One of the ways we kid ourselves is calling our unemployment rate 10 percent. In government-speak that’s the “U-3” number, which counts just current job seekers. What it doesn’t count are “discouraged” workers, who have given up looking, and the “involuntarily part-time” or underemployed workers, who also can’t find full-time work.
That’s the “U-6” number, a more recent U.S. Bureau of Labor Statistics metric. Today it’s more than 17 percent, which means real unemployment is approaching one in five Americans. And, yes, that’s a (post-Depression) record.
Growing evidence suggests that something far more fundamental than just another economic cycle may be going on. The modern office/factory-model job as we know it actually could be headed for extinction. Goodbye, permanent employment. Hello, contingent work, contractual employment and “composite” careers.

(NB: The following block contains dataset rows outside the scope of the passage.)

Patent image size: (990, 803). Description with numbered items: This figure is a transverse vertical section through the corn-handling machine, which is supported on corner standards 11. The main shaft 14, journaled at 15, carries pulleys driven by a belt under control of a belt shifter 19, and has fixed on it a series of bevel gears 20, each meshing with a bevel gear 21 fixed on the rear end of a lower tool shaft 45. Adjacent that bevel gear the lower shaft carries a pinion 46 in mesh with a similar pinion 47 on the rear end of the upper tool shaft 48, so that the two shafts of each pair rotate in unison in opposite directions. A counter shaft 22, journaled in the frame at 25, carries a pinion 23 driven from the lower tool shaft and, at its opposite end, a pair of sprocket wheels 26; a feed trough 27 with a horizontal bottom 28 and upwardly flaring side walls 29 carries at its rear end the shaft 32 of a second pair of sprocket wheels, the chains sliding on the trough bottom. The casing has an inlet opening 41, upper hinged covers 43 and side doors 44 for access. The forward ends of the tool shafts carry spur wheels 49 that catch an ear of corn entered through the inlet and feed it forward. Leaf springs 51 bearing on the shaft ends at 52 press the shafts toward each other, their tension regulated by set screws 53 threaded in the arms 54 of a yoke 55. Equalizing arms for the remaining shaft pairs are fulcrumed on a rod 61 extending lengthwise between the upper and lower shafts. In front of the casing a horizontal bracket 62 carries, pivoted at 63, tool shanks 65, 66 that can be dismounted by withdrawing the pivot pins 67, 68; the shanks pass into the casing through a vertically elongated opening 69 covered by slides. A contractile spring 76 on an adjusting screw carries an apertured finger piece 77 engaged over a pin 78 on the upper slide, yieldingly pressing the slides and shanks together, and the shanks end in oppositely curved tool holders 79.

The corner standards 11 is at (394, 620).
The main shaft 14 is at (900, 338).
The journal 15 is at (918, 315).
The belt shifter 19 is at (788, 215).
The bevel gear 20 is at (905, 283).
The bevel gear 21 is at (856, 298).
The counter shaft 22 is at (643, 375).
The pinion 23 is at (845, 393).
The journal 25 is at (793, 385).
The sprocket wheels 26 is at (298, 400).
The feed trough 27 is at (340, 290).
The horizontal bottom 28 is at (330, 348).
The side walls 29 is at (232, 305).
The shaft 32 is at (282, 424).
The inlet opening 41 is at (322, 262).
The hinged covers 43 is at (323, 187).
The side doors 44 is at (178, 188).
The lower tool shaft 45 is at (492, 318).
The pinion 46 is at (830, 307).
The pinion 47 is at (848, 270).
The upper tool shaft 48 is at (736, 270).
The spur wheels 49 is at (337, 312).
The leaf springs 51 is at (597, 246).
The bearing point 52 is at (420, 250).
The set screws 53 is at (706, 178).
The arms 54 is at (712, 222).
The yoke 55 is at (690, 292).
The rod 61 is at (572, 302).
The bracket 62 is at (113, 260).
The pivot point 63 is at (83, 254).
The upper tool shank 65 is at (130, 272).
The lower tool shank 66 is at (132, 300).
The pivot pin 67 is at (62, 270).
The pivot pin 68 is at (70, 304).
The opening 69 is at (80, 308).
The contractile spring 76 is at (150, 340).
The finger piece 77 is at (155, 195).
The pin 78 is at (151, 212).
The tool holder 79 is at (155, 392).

Many of us know people like my relative (by marriage) who’s a part-time associate pastor who also delivers newspapers, does home remodeling and sells Melaleuca. It’s a living — in fact, he’s been doing it for years by choice. We’re also seeing more and more six-month and one-year contract jobs with employers who don’t want to commit to workers beyond that. This may well be the shape of things to come.
William Bridges, the visionary executive development consultant and author who named this phenomenon “dejobbing,” foresaw this years ago: “What is disappearing is not just a certain number of jobs — or jobs in certain industries or jobs in some part of the country or even jobs in America as a whole. What is disappearing is the very thing itself, the job.”
Try this experiment: If you’ve worked long enough to have had multiple jobs, tally up that total number. Then subtract however many of those positions no longer exist. Unless you’re in health care, education or some other recession-resistant field, the number you have left may surprise you by its tininess.
In my own case, I’ve had (not counting freelance writing stints) six full-time jobs. Of those, only two still exist. And of the four that went bye-bye, three of those employers no longer exist (two newspapers and a public relations firm).